All my life false and real, right and wrong tangled.
Playing with the moon, ridiculing wind, listening to birds....
Many years wasted seeing the mountain covered with snow.
This winter I suddenly realize: snow makes a mountain.

            translated by Philip Whalen with Kazuaki Tanahashi
                    from Moon in a Dewdrop: Writings of Zen Master Dogen,
                    ed. Tanahashi (North Point: SF, 1985).

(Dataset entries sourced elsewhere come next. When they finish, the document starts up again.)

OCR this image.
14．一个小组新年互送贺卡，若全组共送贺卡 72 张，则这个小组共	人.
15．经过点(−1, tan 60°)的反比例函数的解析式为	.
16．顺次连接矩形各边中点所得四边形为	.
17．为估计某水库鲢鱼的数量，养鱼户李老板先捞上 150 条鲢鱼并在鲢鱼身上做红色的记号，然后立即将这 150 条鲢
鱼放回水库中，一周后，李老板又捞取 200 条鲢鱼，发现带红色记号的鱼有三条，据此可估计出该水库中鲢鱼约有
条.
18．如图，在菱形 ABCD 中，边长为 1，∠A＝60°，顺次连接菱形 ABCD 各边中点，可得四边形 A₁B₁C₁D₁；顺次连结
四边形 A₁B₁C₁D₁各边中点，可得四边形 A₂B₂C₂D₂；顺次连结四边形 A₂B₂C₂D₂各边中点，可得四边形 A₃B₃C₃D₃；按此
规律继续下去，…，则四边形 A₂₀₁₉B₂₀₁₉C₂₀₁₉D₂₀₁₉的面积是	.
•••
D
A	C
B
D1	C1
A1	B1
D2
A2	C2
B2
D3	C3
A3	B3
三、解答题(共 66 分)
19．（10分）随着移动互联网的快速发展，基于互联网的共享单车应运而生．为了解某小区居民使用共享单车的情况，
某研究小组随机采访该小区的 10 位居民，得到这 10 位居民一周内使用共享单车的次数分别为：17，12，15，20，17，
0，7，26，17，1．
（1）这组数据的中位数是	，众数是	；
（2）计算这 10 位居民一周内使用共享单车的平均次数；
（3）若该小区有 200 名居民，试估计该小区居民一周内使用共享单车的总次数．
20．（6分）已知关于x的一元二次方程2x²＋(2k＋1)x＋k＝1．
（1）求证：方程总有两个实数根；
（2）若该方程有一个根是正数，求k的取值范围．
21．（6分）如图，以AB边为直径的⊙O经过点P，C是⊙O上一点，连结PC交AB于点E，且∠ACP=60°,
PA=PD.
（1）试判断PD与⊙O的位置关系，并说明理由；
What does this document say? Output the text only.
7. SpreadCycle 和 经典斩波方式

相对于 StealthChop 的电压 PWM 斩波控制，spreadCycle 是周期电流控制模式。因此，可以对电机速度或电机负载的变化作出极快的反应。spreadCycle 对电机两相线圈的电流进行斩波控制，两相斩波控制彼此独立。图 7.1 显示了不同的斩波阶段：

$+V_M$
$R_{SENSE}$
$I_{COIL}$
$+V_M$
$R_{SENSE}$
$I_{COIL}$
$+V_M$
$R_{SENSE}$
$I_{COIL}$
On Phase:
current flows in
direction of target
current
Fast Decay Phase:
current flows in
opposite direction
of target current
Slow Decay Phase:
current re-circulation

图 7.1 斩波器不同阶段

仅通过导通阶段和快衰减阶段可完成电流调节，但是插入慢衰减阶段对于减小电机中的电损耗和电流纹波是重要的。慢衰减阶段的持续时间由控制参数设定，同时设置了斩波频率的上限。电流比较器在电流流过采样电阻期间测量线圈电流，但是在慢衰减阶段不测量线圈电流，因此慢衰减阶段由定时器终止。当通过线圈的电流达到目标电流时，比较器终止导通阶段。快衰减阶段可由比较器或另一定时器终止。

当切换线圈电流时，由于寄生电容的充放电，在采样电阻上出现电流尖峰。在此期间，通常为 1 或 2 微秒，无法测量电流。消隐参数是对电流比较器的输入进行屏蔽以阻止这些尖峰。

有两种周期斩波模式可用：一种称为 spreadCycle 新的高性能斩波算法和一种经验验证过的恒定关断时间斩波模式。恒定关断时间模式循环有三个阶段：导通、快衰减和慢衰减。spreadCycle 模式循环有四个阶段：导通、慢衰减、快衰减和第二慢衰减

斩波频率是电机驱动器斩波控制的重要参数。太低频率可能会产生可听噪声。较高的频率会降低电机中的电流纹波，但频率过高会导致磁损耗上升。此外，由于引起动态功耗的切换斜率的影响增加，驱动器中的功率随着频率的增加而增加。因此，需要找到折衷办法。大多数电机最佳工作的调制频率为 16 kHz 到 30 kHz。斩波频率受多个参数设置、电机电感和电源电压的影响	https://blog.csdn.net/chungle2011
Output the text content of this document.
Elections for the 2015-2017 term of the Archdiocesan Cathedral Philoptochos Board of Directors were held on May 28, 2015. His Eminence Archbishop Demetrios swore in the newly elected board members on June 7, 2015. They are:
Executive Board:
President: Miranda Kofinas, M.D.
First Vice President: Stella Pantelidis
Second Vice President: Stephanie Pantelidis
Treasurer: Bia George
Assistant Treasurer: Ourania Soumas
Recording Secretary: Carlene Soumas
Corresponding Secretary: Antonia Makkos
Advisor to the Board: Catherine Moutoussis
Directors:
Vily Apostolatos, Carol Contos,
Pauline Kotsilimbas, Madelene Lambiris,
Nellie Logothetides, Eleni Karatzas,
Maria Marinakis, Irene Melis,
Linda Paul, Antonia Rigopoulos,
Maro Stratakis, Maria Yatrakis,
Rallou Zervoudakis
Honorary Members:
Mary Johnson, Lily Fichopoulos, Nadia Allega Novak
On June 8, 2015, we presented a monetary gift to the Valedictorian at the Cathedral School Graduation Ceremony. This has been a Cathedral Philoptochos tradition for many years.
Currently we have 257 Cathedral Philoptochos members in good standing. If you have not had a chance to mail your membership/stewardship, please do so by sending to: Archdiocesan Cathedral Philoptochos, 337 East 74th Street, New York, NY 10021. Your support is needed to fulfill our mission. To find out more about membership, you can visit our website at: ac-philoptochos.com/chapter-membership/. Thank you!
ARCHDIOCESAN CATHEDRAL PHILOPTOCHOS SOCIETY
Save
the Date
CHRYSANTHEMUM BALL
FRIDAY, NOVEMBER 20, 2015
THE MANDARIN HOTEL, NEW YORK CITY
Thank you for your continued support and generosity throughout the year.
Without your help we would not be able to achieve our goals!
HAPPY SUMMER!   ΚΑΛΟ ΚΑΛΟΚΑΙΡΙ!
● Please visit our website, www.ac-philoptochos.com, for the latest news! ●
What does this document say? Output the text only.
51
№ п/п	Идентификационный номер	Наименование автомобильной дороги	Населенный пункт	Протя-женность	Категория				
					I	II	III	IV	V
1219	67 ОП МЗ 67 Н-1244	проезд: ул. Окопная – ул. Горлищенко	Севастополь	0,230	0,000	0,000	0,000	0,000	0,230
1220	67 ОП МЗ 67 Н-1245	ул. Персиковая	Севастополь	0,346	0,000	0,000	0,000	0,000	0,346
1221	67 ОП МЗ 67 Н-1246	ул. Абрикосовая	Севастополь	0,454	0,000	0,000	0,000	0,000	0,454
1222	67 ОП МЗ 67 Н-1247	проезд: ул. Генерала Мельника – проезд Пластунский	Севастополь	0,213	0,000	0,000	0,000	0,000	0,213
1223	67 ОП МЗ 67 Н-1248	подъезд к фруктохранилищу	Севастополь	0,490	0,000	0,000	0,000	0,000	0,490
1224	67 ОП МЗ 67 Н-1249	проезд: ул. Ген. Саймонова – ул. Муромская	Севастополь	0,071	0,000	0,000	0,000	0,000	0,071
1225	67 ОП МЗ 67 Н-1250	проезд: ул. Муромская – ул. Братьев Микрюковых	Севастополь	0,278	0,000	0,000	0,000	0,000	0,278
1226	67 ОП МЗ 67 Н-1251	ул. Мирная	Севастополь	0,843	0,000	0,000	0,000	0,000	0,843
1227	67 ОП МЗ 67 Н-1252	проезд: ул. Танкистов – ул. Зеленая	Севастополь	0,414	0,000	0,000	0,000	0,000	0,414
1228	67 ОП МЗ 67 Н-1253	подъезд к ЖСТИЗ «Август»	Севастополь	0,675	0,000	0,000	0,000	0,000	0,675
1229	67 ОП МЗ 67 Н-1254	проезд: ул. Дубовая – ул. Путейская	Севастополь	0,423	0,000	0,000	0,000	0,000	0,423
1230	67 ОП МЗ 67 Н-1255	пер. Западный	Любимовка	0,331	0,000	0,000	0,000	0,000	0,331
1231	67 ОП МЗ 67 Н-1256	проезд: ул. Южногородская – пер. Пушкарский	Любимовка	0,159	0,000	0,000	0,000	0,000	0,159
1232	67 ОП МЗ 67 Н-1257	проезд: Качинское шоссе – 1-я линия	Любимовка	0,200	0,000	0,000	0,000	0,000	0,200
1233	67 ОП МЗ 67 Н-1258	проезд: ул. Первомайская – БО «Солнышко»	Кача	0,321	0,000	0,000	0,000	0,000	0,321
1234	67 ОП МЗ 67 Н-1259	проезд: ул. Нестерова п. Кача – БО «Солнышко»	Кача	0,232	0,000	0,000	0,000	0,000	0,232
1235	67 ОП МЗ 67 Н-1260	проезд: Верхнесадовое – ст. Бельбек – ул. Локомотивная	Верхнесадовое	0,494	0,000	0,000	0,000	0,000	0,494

Saturday, January 19, 2013

"Follow-Up" #11

It is not a question of defending radical thought. Every idea one defends is presumed guilty, and every idea that cannot defend itself deserves to disappear. On the other hand, one must fight all charges of irresponsibility, nihilism, or despair. Radical thought is never depressive. On this point, there is nearly total misunderstanding. Ideological and moralistic critique, obsessed with meaning and content, obsessed with the political finality of discourse, never takes into account writing—the act of writing: the poetic, ironic, allusive force of language, of the juggling with meaning. It does not see that the resolution of meaning is to be found there—in the form itself, the formal materiality of expression.
        
         Critics, being unhappy by nature, always choose ideas as their battleground. They do not see that if discourse always tends to produce meaning, language and writing, for their part, always create illusion; they are the living illusion of meaning, the resolution of the infelicity of meaning by the felicity of language. And this is surely the only political—or transpolitical—act that can be accomplished by the person who writes.

again from Jean Baudrillard’s The Perfect Crime.  Trans. Chris Turner. (London: Verso, 1994) 102-103.